Digging further into the report, the unemployment rate ticked up to 4.9% thanks to an increase in labor force participation. The U-6 unemployment rate, which counts discouraged and reluctant part-time workers, fell from from 9.7% to 9.6%, its lowest reading since April 2008. Slow wage growth has tempered enthusiasm over strong employment gains over the last six years, but in June wages grew 2.6% year-over-year, the largest increase since the financial crisis. The tightening job market is leading to larger pay increases for workers switching jobs, just one indicator that has economists seeing stronger wage growth just around the corner.

Had the U.K. voted to remain in the E.U., such a strong report would have likely caused stocks to sell-off in anticipation of Federal Reserve tightening. But with post-Brexit turmoil in global markets eliminating basically any expectation of a Fed rate hike in 2016, a blockbuster report was the goldilocks scenario for risk assets this time around. The S&P 500 responded in kind, rallying sharply Friday to close the week just below all-time highs.

Even U.S. Treasuries participated in the rally as investors flocked toward the safe-haven of an insulated American economy. Yield on the the U.S. 10-year note finished the week at an all-time low of 1.3579%. Meanwhile, Japan's 20-year bond yield entered negative territory for the first time. It all goes to show there is no such thing as impossible in markets anymore.

The stock market is so far ignoring a flattening yield curve, typically one of the most reliable indicators of a looming economic slowdown. Morgan Stanley and Deutsche Bank believe a recession is on the horizon, but in our analysis, the rapid decline in U.S. Treasury yields says more about the pitiful prospects for rest of the developed world than it does about the U.S. economy.

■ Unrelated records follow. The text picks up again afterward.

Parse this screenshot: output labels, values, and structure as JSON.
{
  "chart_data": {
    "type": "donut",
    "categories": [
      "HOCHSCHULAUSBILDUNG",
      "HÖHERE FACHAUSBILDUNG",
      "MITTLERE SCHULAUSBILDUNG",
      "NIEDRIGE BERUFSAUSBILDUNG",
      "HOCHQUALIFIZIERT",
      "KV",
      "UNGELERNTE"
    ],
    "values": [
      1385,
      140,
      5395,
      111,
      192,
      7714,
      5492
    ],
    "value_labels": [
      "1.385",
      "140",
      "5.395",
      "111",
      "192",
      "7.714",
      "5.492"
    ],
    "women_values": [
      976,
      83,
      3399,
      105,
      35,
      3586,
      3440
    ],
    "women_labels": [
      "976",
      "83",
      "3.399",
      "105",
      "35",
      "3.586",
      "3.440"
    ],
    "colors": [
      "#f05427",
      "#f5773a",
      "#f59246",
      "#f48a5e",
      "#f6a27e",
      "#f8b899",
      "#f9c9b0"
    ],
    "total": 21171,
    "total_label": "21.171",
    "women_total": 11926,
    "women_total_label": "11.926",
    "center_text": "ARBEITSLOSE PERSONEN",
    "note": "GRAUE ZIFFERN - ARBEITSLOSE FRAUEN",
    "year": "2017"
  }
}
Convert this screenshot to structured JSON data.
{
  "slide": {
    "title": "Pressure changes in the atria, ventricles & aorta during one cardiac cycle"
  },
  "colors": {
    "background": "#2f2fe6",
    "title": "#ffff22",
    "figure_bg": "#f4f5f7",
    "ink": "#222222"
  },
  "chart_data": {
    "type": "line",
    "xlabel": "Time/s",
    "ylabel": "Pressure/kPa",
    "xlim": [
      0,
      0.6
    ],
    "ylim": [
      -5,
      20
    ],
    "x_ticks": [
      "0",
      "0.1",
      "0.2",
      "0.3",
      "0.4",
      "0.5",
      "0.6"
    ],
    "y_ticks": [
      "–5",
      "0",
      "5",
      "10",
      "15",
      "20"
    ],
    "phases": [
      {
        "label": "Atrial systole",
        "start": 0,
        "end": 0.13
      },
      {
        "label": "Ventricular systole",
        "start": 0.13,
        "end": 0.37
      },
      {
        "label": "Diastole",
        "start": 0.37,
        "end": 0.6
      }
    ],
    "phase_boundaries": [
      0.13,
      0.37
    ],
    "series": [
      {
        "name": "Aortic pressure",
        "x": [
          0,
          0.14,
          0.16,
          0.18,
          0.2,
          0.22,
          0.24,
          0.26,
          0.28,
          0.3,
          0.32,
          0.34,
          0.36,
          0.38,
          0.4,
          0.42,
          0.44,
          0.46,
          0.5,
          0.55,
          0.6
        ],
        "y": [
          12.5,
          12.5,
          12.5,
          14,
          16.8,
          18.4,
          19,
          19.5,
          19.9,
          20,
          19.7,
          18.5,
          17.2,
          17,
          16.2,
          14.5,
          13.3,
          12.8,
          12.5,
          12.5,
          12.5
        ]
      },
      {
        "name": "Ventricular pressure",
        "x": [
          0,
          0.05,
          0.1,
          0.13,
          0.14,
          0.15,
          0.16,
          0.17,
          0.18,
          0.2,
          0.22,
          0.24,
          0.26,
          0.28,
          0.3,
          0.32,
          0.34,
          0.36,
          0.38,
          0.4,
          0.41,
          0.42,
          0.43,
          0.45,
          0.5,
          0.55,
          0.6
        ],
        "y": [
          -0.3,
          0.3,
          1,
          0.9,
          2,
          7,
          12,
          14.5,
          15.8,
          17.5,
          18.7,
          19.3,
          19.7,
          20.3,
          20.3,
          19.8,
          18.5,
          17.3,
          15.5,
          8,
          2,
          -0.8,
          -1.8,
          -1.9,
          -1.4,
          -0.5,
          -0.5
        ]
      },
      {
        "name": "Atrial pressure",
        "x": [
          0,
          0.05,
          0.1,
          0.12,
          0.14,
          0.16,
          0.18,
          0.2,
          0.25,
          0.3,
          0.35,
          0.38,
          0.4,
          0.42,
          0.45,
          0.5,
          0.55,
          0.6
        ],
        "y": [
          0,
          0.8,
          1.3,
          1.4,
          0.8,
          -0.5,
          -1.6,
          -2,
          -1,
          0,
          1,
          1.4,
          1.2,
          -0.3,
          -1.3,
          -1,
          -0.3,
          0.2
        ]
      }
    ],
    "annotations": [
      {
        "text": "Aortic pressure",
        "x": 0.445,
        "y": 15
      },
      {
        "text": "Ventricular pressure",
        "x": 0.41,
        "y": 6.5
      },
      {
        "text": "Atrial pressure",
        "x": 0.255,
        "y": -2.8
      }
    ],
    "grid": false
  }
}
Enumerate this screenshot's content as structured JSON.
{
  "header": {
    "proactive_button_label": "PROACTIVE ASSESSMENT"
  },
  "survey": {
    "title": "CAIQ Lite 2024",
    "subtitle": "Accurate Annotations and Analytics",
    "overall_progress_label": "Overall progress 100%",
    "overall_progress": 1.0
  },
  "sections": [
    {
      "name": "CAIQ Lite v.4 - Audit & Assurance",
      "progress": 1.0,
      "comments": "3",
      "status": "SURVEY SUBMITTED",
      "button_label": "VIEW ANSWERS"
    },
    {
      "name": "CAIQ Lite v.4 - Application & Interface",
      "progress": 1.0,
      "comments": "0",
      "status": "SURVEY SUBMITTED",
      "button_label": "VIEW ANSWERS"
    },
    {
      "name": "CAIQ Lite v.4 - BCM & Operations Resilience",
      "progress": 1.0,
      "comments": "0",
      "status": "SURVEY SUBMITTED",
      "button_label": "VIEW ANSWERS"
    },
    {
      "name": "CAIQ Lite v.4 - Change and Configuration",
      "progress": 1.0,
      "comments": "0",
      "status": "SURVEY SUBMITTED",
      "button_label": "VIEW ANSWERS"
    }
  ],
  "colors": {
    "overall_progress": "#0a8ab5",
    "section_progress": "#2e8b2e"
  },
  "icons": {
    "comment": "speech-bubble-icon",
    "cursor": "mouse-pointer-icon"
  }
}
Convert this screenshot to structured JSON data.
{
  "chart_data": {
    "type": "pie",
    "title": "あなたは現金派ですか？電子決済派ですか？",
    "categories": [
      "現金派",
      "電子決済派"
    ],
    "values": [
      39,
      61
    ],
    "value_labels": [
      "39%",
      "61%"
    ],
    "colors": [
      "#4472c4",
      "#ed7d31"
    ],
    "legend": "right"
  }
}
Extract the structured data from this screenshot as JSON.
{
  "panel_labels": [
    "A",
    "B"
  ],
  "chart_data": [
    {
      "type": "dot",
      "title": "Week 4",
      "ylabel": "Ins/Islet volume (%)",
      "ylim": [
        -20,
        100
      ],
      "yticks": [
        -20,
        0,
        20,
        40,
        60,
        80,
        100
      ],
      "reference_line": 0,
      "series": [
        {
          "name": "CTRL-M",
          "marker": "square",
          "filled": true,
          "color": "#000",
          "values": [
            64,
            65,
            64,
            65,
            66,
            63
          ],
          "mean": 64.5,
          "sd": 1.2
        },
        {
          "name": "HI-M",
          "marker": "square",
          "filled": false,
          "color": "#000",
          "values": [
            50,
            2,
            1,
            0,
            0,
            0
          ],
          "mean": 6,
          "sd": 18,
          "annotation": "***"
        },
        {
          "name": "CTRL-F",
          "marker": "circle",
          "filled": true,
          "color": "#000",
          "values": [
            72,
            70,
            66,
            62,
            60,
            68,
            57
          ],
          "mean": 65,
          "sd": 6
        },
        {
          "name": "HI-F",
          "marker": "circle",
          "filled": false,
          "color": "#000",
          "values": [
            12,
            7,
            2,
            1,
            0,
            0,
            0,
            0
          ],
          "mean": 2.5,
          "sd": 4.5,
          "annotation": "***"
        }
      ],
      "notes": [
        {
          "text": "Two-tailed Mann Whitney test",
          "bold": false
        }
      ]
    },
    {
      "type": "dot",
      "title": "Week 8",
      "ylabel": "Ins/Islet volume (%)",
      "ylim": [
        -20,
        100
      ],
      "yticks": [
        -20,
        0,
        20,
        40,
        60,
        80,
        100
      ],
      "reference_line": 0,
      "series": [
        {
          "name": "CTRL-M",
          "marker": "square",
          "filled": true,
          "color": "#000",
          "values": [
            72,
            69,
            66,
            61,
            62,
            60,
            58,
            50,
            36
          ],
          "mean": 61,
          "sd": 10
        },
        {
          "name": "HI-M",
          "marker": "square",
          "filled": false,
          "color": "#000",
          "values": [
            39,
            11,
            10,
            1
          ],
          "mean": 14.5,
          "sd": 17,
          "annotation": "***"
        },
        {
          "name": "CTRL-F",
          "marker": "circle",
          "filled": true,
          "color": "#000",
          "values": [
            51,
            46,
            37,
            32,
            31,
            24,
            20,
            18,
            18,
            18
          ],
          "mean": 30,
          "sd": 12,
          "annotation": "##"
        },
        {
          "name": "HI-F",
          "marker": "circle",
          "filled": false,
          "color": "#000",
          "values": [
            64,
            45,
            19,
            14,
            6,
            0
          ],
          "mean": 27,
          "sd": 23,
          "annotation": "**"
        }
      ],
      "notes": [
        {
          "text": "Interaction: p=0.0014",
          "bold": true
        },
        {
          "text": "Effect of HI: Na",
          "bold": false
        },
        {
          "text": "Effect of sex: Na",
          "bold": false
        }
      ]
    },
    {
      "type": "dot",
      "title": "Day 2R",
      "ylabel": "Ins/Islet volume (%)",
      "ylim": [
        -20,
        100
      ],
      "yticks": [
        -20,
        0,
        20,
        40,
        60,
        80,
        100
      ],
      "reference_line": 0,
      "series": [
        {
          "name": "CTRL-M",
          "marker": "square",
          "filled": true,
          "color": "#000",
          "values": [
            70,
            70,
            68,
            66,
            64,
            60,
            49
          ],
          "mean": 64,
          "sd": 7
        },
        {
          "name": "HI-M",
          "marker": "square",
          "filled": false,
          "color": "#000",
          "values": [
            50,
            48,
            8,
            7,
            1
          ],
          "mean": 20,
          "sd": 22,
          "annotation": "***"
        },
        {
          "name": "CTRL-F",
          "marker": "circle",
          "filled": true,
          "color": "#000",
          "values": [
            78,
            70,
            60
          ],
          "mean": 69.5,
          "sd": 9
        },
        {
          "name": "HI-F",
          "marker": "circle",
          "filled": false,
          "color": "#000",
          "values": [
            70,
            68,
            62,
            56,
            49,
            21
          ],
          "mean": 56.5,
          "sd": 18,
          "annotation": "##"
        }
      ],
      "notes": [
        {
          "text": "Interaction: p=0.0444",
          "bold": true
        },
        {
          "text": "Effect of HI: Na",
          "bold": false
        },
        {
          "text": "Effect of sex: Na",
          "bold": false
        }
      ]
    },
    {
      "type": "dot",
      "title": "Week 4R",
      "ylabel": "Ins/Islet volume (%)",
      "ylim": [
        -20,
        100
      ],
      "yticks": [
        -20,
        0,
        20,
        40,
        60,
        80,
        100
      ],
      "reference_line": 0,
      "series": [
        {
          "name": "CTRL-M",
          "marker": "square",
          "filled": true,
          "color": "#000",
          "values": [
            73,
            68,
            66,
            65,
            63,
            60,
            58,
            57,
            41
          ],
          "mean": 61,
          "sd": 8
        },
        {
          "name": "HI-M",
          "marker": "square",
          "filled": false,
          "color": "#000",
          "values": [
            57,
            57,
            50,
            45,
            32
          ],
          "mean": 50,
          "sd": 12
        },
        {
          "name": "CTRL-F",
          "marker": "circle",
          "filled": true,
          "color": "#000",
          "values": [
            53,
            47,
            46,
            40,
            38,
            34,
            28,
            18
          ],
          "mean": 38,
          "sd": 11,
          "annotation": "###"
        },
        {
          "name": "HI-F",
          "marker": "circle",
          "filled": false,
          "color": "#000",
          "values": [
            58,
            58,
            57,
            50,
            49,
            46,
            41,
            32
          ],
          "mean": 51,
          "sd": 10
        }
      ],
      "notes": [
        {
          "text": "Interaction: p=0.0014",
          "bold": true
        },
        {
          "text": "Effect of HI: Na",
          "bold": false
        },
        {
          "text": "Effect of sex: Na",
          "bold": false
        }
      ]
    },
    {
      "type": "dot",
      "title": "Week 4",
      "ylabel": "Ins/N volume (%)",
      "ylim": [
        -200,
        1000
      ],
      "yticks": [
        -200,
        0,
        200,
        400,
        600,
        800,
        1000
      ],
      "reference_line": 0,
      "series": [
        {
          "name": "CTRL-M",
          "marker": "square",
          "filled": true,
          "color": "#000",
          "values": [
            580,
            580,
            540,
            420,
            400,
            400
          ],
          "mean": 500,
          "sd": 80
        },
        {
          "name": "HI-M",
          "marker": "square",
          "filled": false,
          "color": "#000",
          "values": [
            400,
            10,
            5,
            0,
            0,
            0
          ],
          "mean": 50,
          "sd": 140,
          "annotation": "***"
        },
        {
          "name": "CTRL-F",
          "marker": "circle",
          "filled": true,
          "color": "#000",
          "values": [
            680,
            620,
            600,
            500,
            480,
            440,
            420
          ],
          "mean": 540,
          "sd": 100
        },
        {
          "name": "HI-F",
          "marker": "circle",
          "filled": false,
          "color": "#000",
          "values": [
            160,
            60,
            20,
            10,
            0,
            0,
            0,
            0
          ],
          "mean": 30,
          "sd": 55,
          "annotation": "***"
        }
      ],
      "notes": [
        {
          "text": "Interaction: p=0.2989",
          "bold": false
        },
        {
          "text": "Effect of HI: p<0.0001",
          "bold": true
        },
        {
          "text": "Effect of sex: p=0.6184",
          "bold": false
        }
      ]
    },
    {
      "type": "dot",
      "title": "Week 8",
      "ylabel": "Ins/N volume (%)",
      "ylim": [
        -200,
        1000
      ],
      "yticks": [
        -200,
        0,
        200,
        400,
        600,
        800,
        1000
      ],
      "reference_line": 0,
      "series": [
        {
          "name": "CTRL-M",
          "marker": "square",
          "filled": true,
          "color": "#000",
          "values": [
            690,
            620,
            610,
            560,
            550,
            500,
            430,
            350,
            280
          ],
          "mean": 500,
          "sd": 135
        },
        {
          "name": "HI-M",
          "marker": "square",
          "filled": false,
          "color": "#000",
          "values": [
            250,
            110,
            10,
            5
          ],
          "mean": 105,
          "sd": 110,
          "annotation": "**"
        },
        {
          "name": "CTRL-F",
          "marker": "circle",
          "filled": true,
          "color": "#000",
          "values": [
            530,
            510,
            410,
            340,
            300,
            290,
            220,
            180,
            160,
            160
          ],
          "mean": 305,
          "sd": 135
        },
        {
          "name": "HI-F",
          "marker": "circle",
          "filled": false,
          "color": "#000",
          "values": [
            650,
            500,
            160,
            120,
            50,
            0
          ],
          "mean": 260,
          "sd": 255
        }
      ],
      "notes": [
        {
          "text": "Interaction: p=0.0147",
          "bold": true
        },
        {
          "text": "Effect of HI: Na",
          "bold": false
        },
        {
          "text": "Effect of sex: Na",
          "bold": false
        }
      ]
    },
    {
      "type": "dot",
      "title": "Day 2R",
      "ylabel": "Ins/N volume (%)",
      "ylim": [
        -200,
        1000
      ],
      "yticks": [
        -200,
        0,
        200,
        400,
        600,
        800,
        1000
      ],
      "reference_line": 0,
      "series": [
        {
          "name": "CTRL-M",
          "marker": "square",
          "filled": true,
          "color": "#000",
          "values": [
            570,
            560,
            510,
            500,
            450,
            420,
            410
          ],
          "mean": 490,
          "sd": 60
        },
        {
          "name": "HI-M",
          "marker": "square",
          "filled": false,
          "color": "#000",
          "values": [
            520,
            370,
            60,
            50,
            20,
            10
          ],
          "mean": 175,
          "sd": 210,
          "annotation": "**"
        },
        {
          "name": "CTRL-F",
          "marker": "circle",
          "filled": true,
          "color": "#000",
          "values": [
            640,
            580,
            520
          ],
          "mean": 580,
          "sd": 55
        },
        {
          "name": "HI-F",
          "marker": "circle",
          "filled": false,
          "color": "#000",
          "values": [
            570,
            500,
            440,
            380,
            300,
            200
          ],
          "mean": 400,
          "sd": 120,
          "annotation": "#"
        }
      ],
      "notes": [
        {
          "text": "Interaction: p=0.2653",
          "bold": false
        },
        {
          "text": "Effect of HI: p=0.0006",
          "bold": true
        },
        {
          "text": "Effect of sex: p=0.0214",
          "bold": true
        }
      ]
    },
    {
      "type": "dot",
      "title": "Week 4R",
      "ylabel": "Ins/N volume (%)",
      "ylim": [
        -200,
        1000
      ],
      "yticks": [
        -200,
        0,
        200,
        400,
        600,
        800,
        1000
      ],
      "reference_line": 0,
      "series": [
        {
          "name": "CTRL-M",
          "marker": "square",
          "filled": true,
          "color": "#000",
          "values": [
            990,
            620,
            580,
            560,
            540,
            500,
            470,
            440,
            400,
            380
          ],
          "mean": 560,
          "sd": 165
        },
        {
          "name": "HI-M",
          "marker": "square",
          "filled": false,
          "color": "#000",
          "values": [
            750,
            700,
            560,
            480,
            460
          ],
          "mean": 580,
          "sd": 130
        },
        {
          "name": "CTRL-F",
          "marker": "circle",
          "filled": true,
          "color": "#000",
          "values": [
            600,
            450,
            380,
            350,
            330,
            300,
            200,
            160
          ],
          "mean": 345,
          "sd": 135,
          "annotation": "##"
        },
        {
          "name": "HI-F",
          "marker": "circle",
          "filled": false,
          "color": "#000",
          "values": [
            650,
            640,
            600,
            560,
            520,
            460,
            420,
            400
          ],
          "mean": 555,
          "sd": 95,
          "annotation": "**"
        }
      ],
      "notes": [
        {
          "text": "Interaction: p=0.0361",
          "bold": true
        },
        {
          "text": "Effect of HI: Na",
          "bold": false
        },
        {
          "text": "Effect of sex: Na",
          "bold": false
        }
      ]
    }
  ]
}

E.U. Cities Court London Jobs

French politicians have finally rallied around a common cause, and we're not talking about the national football team's run to the finals of Euro 2016. Seeing an opening from the Brexit, a bi-partisan coalition of government and corporate officials have joined forces in a bid to woo finance jobs from London. And they're not alone. The German government is erecting billboards in London promoting Berlin as a destination for entrepreneurship. Dublin is finalizing an advertising assault on London business executives. Milan thinks European banking regulators would look good in Dolce & Gabbana.

JP Morgan, Goldman Sachs, Bank of America Merrill Lynch and Morgan Stanley gave London a half-hearted vote of confidence on Thursday after a meeting with the U.K. Treasury. The banks, along with Citigroup, signed a statement letter saying they would try to maintain support for the city's financial sector, but there was no firm commitment on keeping jobs in the British capitol. There's a big difference between a promise ring and a wedding band, and Jamie Dimon seems to be pinning his hopes on the U.K. having second thoughts about its divorce from the E.U.